Oft reiche bei einem Reflux-Verdacht ein einfacher Therapietest aus, sagt Gastroenterologe Becker: "Klingt banal, ist aber wirkungsvoll." Der Patient erhält ein säurehemmendes Medikament über vier bis sechs Wochen. Lassen Husten, Heiserkeit und Fremdkörpergefühl nach, lag es ziemlich sicher an der Magensäure. Bestehen die Beschwerden weiter, geht auch die Suche nach dem Auslöser weiter.
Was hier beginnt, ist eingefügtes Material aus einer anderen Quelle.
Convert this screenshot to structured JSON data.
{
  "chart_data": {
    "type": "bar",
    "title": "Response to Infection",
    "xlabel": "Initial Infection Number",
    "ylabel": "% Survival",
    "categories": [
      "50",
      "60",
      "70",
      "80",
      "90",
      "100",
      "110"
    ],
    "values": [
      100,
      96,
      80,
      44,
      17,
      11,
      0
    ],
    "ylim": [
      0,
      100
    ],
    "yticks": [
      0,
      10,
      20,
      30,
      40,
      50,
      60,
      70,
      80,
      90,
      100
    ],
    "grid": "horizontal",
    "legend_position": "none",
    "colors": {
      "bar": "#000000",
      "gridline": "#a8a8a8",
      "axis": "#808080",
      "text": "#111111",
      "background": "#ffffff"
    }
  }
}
Weniger Beschwerden: Säureproduktion bremsen, (Ess-)Verhalten ändern
Welche Mittel zum Einsatz kommen? Sogenannte Protonenpumpenhemmer verändern den Säureanteil des Mageninhalts: Dank ihnen stellt der Magen wenig bis keine Säure mehr her. "Sie beenden zwar nicht den Reflux selbst, sind aber noch immer das Mittel der Wahl, weil die aufsteigende Flüssigkeit keinen Schaden mehr anrichtet", betont Reflux-Experte Andus. Denn steigt über längere Zeit Magensäure auf, kann sich auf Dauer die Schleimhaut entzünden – ihre Zellen verändern sich schlimmstenfalls. Je nach Schwere der Krankheit kann man die Wirkstoffe, deren Namen auf "-prazol" enden, eines Tages wieder absetzen, aber nur langsam über sechs bis acht Wochen, so der ärztliche Rat.
"Bei leichteren Beschwerden empfehle ich durchaus auch Antazida", ergänzt Professor Valentin Becker. Das sind meist basische Salze, die auf chemischem Weg die Magensäure neutralisieren. Ihr Arzt kann beurteilen, welche Mittel bei Ihnen eher infrage kommen.
Vielleicht reichen aber bereits ein paar Verhaltensänderungen. Einem altersschwachen Schließmuskel am Mageneingang setzen auch üppige Mahlzeiten und überhaupt zu viel Bauchfett zu. "Wir empfehlen unseren Patienten deshalb als Allererstes, ihre Ess- und Schlafgewohnheiten zu ändern", betont Becker. "Was Sie essen, wann Sie essen und wie viel Sie essen, ist für einen Reflux durchaus entscheidend!"